18. Electrode assembly (1) according to claim 17, wherein the power distribution means (5) is a slot provided on each electrode member (31, 32, 33) for providing a short-cut for electricity from a point for connecting the electrode member (31, 32, 33) to a power source and to at least two different locations on the perforated portion (311, 321, 331) of the electrode member (31, 32, 33).

19. Power distribution means (5) for the electrode assembly (1) according to any one of the preceding claims, comprising a frame (51) for being arranged around a perforated portion (311, 321, 331) of an electrode member (31, 32, 33), wherein said frame (51) is provided with a slot for providing a short-cut for electricity from a point for connecting the electrode member (31, 32, 33) to a power source and to at least two different locations on the perforated portion (311, 321, 331) of the electrode member (31, 32, 33).

20. Treatment system (10) for water contaminated with organic material, wherein the treatment system (10) comprises the electrode assembly (1) according to any one of claims 1-18.

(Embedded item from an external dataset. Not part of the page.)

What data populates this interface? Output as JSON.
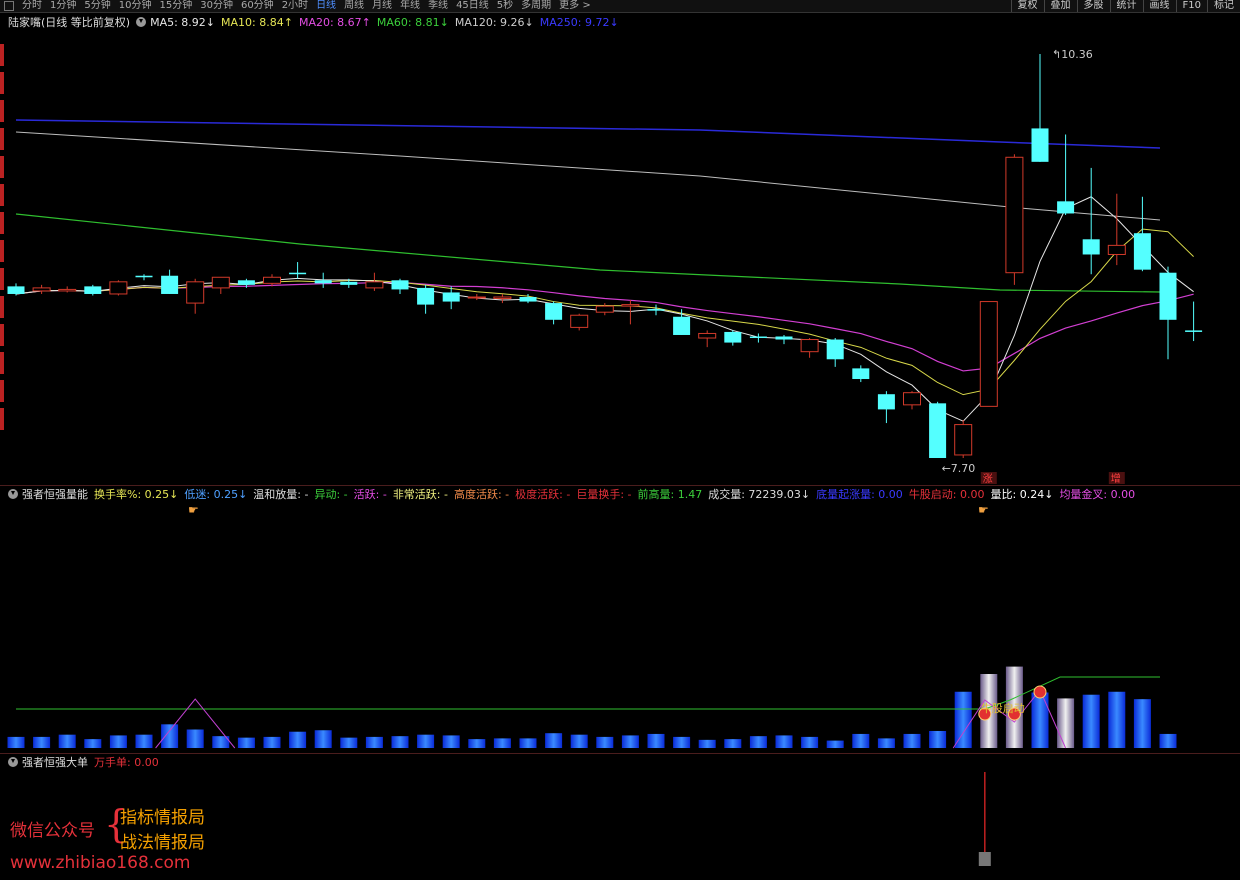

21. Treatment system (10) according to claim 20, further comprising the power distribution means (5) according to claim 19.

22. Method for inactivating organic material in water, wherein the method comprises the following steps:

providing a confined space (41) having a longitudinal axis, an inlet opening (42) and an outlet opening (43);

arranging an electrode assembly (1) according to claim 1 in the confined space (41), such that the longitudinal axis (L) of the electrode assembly (1) is aligned with the longitudinal axis of the confined space (41);

connecting the electrode assembly (1) to a power source (11); and

letting the water in through the inlet opening (42), through the electrode assembly (1) in the confined space (41), and out through the outlet opening (43).